Vallicoltura Veneta

Acquacoltura Italiana – Dal Territorio alla Tradizione Gastronomica

Acquacoltura allo stato puro, in piena sinergia con la natura. Questa, in sintesi, l’attività della vallicoltura Veneta. Un manipolo di 300 addetti impegnati in un’attività secolare in cui risorse ittiche, idriche e ambientali svolgono una funzione integrata a favore di circa una quarantina di aziende su una superficie di 22mila ettari, sui 77mila che compongono la laguna. Il risultato? Un prodotto d’eccellenza: «Non c’è migliore prodotto bio rispetto a quello pescato in valle. Il motivo è semplice: il pesce non viene mai alimentato a mangime. Inoltre, vive libero, in un ambiente sostenibile in cui l’intervento dell’uomo gli garantisce il contesto ideale per la crescita così da ottenere una carne con caratteristiche organolettiche eccellenti e colore unico», spiega Olivier Martini, AD di Valle Cà Zuliani e Valle Pierimpie.

La vallicoltura veneta affonda le sue radici all’epoca romana quando gli abitanti delle zone lagunari sfruttavano la naturale montata di pesci di piccola taglia verso le lagune, in cerca di cibo.
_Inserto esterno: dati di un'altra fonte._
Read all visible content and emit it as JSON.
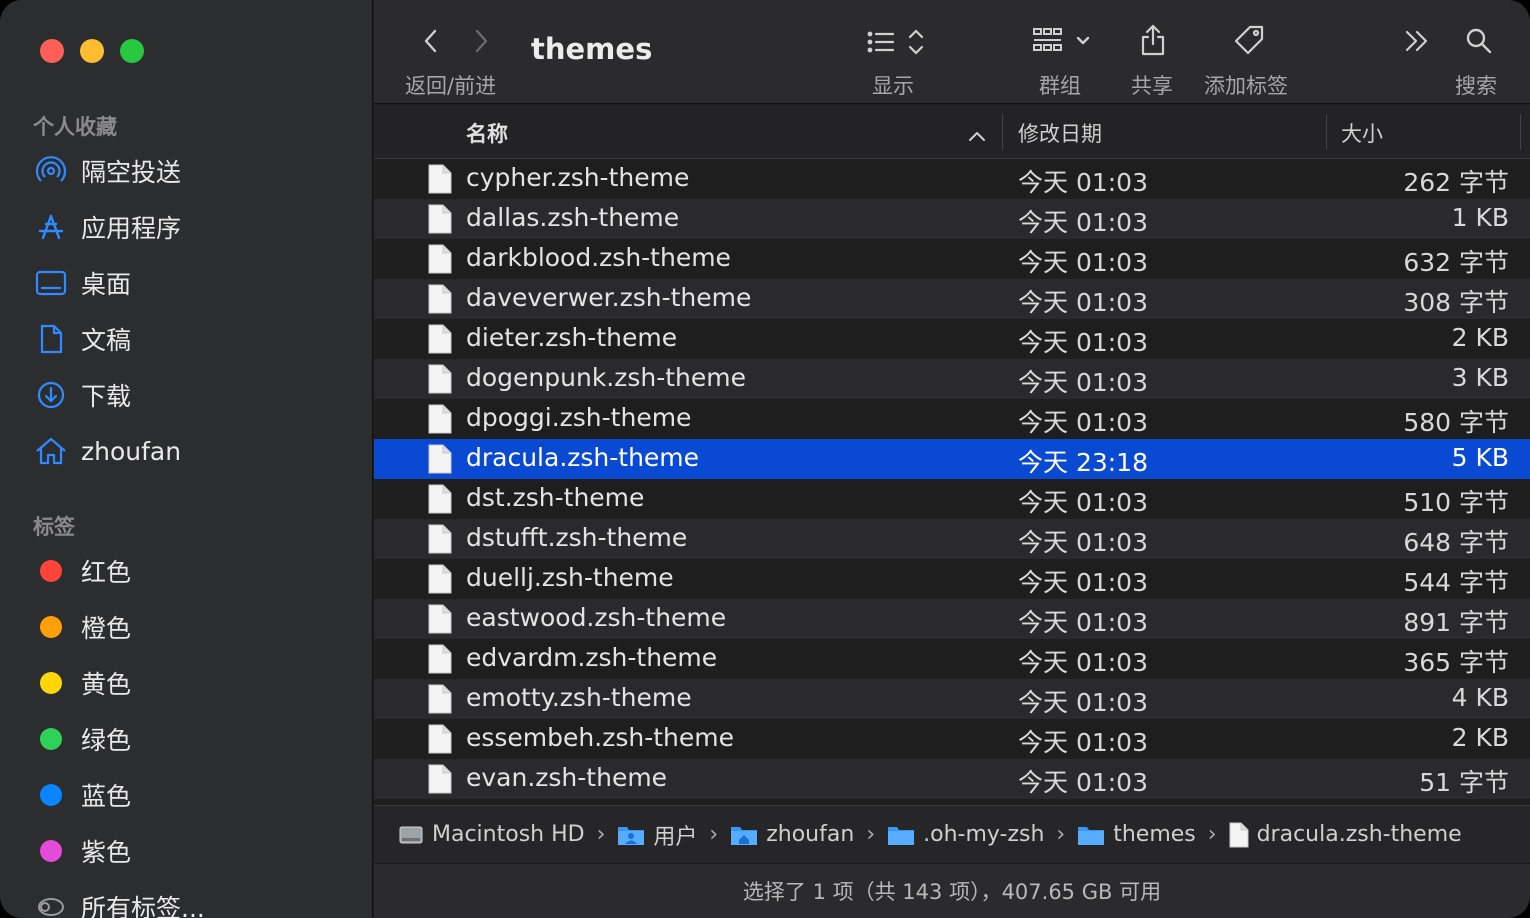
{
  "window": {
    "title": "themes"
  },
  "sidebar": {
    "favorites_header": "个人收藏",
    "favorites": [
      {
        "label": "隔空投送",
        "icon": "airdrop-icon"
      },
      {
        "label": "应用程序",
        "icon": "applications-icon"
      },
      {
        "label": "桌面",
        "icon": "desktop-icon"
      },
      {
        "label": "文稿",
        "icon": "document-icon"
      },
      {
        "label": "下载",
        "icon": "download-icon"
      },
      {
        "label": "zhoufan",
        "icon": "home-icon"
      }
    ],
    "tags_header": "标签",
    "tags": [
      {
        "label": "红色",
        "color": "#ff453a"
      },
      {
        "label": "橙色",
        "color": "#ff9f0a"
      },
      {
        "label": "黄色",
        "color": "#ffd60a"
      },
      {
        "label": "绿色",
        "color": "#30d158"
      },
      {
        "label": "蓝色",
        "color": "#0a84ff"
      },
      {
        "label": "紫色",
        "color": "#e34bd8"
      }
    ],
    "all_tags": "所有标签..."
  },
  "toolbar": {
    "nav_label": "返回/前进",
    "view_label": "显示",
    "group_label": "群组",
    "share_label": "共享",
    "tag_label": "添加标签",
    "search_label": "搜索"
  },
  "columns": {
    "name": "名称",
    "modified": "修改日期",
    "size": "大小"
  },
  "files": [
    {
      "name": "cypher.zsh-theme",
      "modified": "今天 01:03",
      "size": "262 字节"
    },
    {
      "name": "dallas.zsh-theme",
      "modified": "今天 01:03",
      "size": "1 KB"
    },
    {
      "name": "darkblood.zsh-theme",
      "modified": "今天 01:03",
      "size": "632 字节"
    },
    {
      "name": "daveverwer.zsh-theme",
      "modified": "今天 01:03",
      "size": "308 字节"
    },
    {
      "name": "dieter.zsh-theme",
      "modified": "今天 01:03",
      "size": "2 KB"
    },
    {
      "name": "dogenpunk.zsh-theme",
      "modified": "今天 01:03",
      "size": "3 KB"
    },
    {
      "name": "dpoggi.zsh-theme",
      "modified": "今天 01:03",
      "size": "580 字节"
    },
    {
      "name": "dracula.zsh-theme",
      "modified": "今天 23:18",
      "size": "5 KB",
      "selected": true
    },
    {
      "name": "dst.zsh-theme",
      "modified": "今天 01:03",
      "size": "510 字节"
    },
    {
      "name": "dstufft.zsh-theme",
      "modified": "今天 01:03",
      "size": "648 字节"
    },
    {
      "name": "duellj.zsh-theme",
      "modified": "今天 01:03",
      "size": "544 字节"
    },
    {
      "name": "eastwood.zsh-theme",
      "modified": "今天 01:03",
      "size": "891 字节"
    },
    {
      "name": "edvardm.zsh-theme",
      "modified": "今天 01:03",
      "size": "365 字节"
    },
    {
      "name": "emotty.zsh-theme",
      "modified": "今天 01:03",
      "size": "4 KB"
    },
    {
      "name": "essembeh.zsh-theme",
      "modified": "今天 01:03",
      "size": "2 KB"
    },
    {
      "name": "evan.zsh-theme",
      "modified": "今天 01:03",
      "size": "51 字节"
    }
  ],
  "path": [
    {
      "label": "Macintosh HD",
      "icon": "hard-drive-icon"
    },
    {
      "label": "用户",
      "icon": "users-folder-icon"
    },
    {
      "label": "zhoufan",
      "icon": "home-folder-icon"
    },
    {
      "label": ".oh-my-zsh",
      "icon": "folder-icon"
    },
    {
      "label": "themes",
      "icon": "folder-icon"
    },
    {
      "label": "dracula.zsh-theme",
      "icon": "file-icon"
    }
  ],
  "status": "选择了 1 项（共 143 项），407.65 GB 可用",
  "colors": {
    "selection": "#0a4ad3",
    "accent": "#0a84ff"
  }
}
Qui crescevano fino all’autunno quando l’acqua tiepida del mare, che entrava in laguna, li chiamava a prendere il largo. Questo fenomeno, che da Grado al Delta del Po caratterizza la costa adriatica, ha dato poi avvio a una filiera con un forte radicamento sul territorio. E i benefici non mancano: «La vallicoltura contribuisce a fornire alcuni importanti servizi ecosistemici, dei vantaggi positivi per l’ambiente e l’intera collettività: bilanciamento dell’acqua dolce e salata nella laguna, cattura della Co2 attraverso la funzione vitale svolta dalla vegetazione marina e di terra e fissazione del carbono nel sottosuolo; questa attività svolta dalle piante contribuisce al miglioramento dell’aria. Altri servizi ecositemici generati dalla gestione valliva riguardano: l’approvvigionamento naturale di alimento per pesci e uccelli, bonifica di zone di marcescenza, manutenzione argini e canali, salvaguardia di un’attività culturale e storica a tutela di diversi posti di lavoro», spiega Martini.
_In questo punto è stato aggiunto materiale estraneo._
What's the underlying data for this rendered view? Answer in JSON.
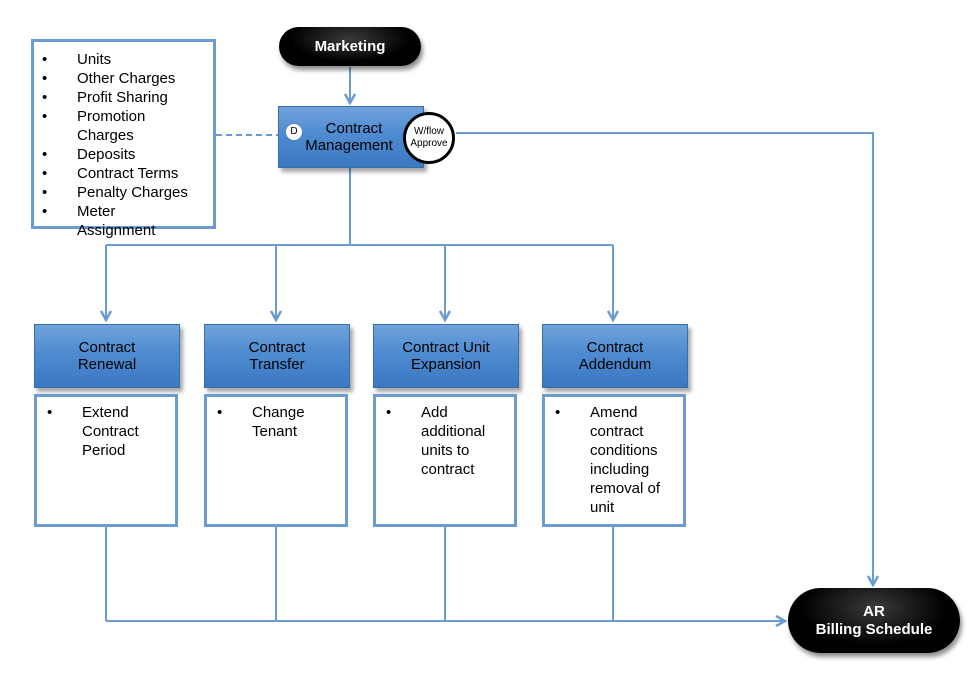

La vallicoltura veneta, infatti, è un sistema di allevamento che prevede una forte sinergia con l’ecosistema. «In primavera, gli addetti seminano il novellame che si aggiunge, all’interno dell’azienda, al pesce che ha già trascorso l’inverno nelle peschiere di sverno. Le specie sono orate, branzino, cefalame e anguille. Il ciclo di maturazione può arrivare anche a 5-6 anni. Ogni autunno, quindi, il pesce viene pescato, quello di taglia commerciale venduto ed il piccolo rilasciato nelle peschiere di sverrno e ripescato altrettante volte prima di essere pronto. Per farlo, si lascia entrare l’acqua di mare più tiepida, all’interno delle lagune. I pesci sentono naturalmente il richiamo del mare e della temperatura più mite e cominciano a dirigersi verso il richiamo dell’acqua quindi verso il mare. Nel loro percorso vengono indirizzati verso i “colauri” (tratto del canale di comunicazione tra valle da pesca e laguna) e separati in diversi” lavorieri” per essere pescati», racconta Martini.
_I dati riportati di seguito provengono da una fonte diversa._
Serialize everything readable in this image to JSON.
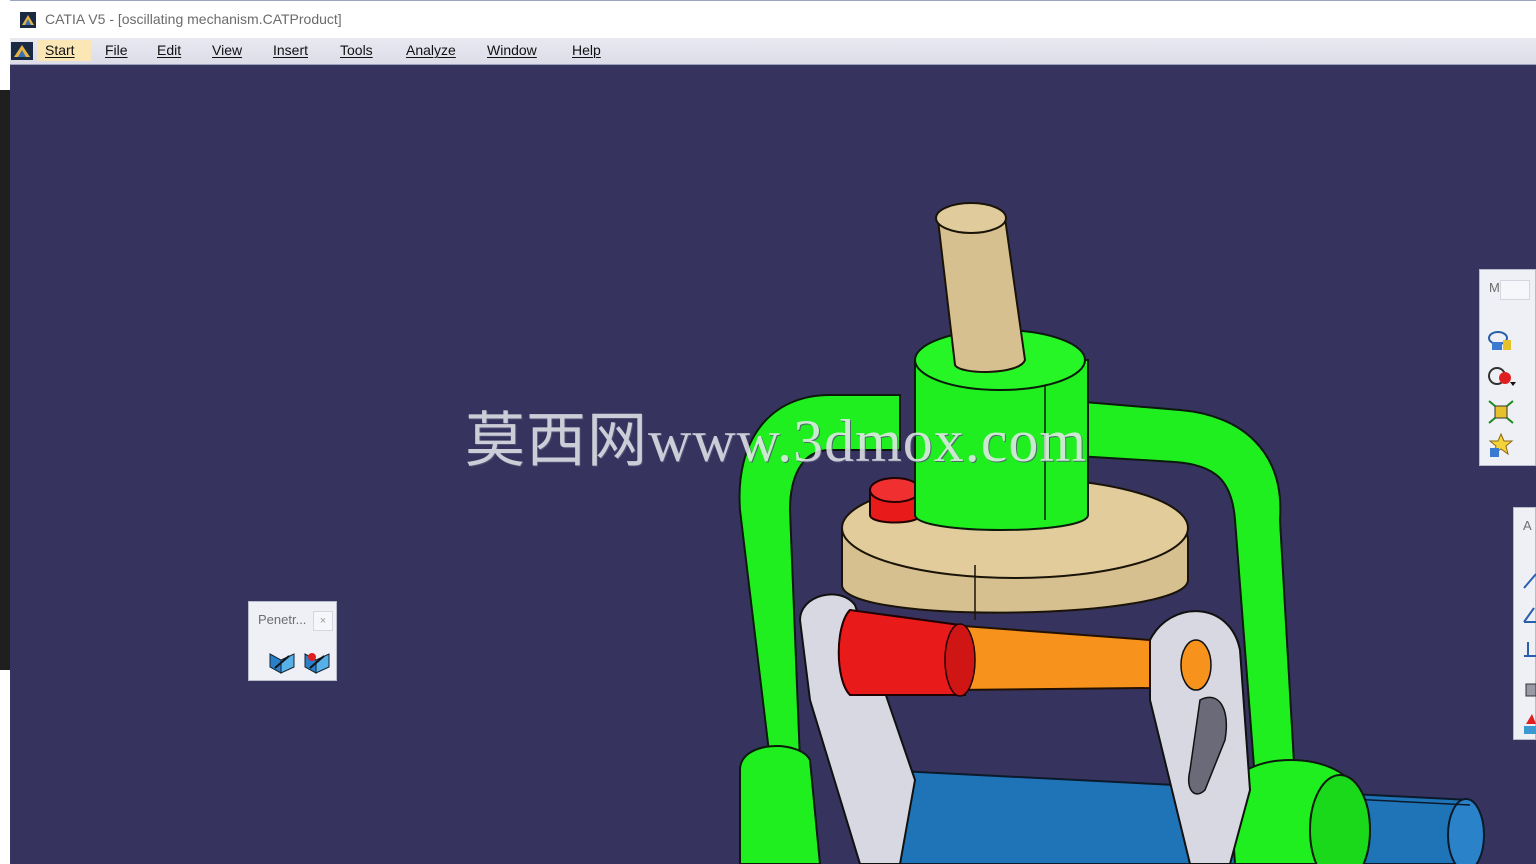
{
  "window": {
    "title": "CATIA V5 - [oscillating mechanism.CATProduct]",
    "icon": "catia-app-icon"
  },
  "menubar": {
    "items": [
      {
        "label": "Start"
      },
      {
        "label": "File"
      },
      {
        "label": "Edit"
      },
      {
        "label": "View"
      },
      {
        "label": "Insert"
      },
      {
        "label": "Tools"
      },
      {
        "label": "Analyze"
      },
      {
        "label": "Window"
      },
      {
        "label": "Help"
      }
    ]
  },
  "toolbars": {
    "penetration": {
      "title": "Penetr...",
      "close": "×",
      "buttons": [
        "penetration-icon",
        "penetration-result-icon"
      ]
    },
    "right_top": {
      "title": "M",
      "buttons": [
        "move-icon",
        "snap-icon",
        "fit-icon",
        "explode-icon"
      ]
    },
    "right_bottom": {
      "title": "A",
      "buttons": [
        "constraint-icon",
        "angle-constraint-icon",
        "offset-constraint-icon",
        "fix-icon",
        "update-icon"
      ]
    }
  },
  "watermark": "莫西网www.3dmox.com",
  "colors": {
    "viewport_background": "#36345f",
    "frame_green": "#1fef1f",
    "disk_tan": "#d7c08f",
    "pin_red": "#e81a1a",
    "rod_orange": "#f7931d",
    "shaft_blue": "#1f74b8",
    "link_gray": "#d8d8e2"
  }
}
In totale, la produzione stimata si aggira intorno alle 800 tonnellate. Gdo, mercati locali e rivendite di paese sono i canali maggiormente presidiati con un prezzo che si aggira intorno ai 6-8 euro al kg per branzini e orate e una media di 2 euro al kg per i cefali. Margini che rischiano di essere erosi da alcune criticità. Non tanto la siccità, che qui non ha fatto danni, quanto ai costi dell’energia (utilizzata per pompare acqua dentro e fuori i canali e la laguna) ma soprattutto dal problema dei cormorani. Questi uccelli ittiofagi migratori, che in autunno cominciano a volare verso sud, trovano nelle lagune dedicate alla vallicoltura un ambiente ideale. Aggiungendosi poi a quelli stanziali, rappresentano una minaccia per l’attività: «Siamo passati da 180 kg di resa per ettaro a 50-60 Kg di prodotto, Con punte che arrivano fino all’80% dei cefali, più esposti a causa di un ciclo di vita più lungo», sottolinea Martini. Tutti i metodi utilizzati finora non hanno funzionato. E anche le reti, che più funziona nei canali che possono essere protetti, non possono proteggere aree di 400 ettari di estensione media.